I'll probably end up contributing to this project.

I look less leet around campus because I dual boot Vista

A few weeks back I got a brand new X60 tablet... to replace my relatively new X41 tablet. What can I say? I'm a sucker for high resolution screens... Lots of code and documentation needs to be viewed in parallel, and the X60 has a beautiful SXGA+ (1400x1050) configuration on its little 12" display (let's just say it's a good thing I'm near-sighted). [*] I'm planning on giving the X41 tablet to my sister for the start of her college career, since it's fully functional, in good condition, and sells for under $800 on ebay.

The Operating Systems Practicum that I'm taking (CS415, my CS project course) forces us to use Microsoft Visual Studio by having a huge, ugly, Windows API-based codebase.

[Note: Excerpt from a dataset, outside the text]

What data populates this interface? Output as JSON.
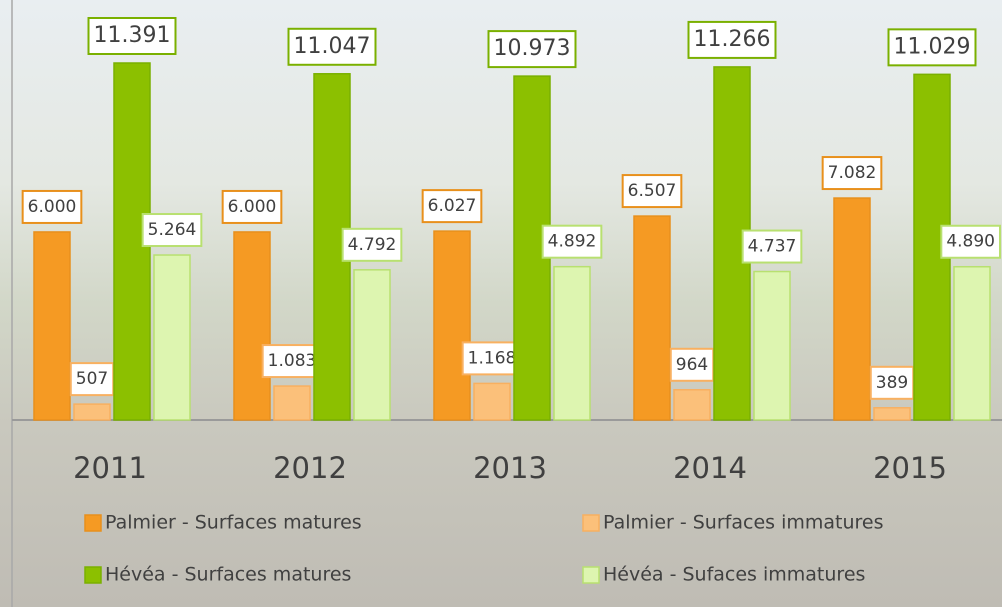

I tried to port the first project to make it POSIX compliant, but I couldn't figure out how to manipulate the stack pointer in gcc assembly — this was necessary to port their user-level threading library implementation. The whole mess was terribly x86 dependent to begin with.

As a result, I need to use Microsoft Visual Studio this semester, and so I decided that I would just squeeze the NTFS partition that Lenovo graciously provided to me, as opposed to obliterating it the first chance that I got. [†] I now dual boot, and many people believe that my leetness level has dropped considerably. To compensate, I did a::

% sudo apt-get install compizconfig-settings-manager

and turned my minimize effect to::

Burn @ 200ms @ (type=Normal|Dialog|ModalDialog|Utility|Unknown)

Which made all my windows go up in flames. Of course, this made me totally leet... for about five minutes, at which point I turned compiz off because I didn't want Xorg using up unnecessary resources. [‡]



My one gripe is that it shipped with a single pixel that's stuck bright green — single pixels aren't covered under Lenovo's pixel replacement policy. Argh!


Not-so-graciously charging me the Windows Tax for an OS that I can get for free through MSDNAA.


More evidence that I'll probably never be a Mac OS user.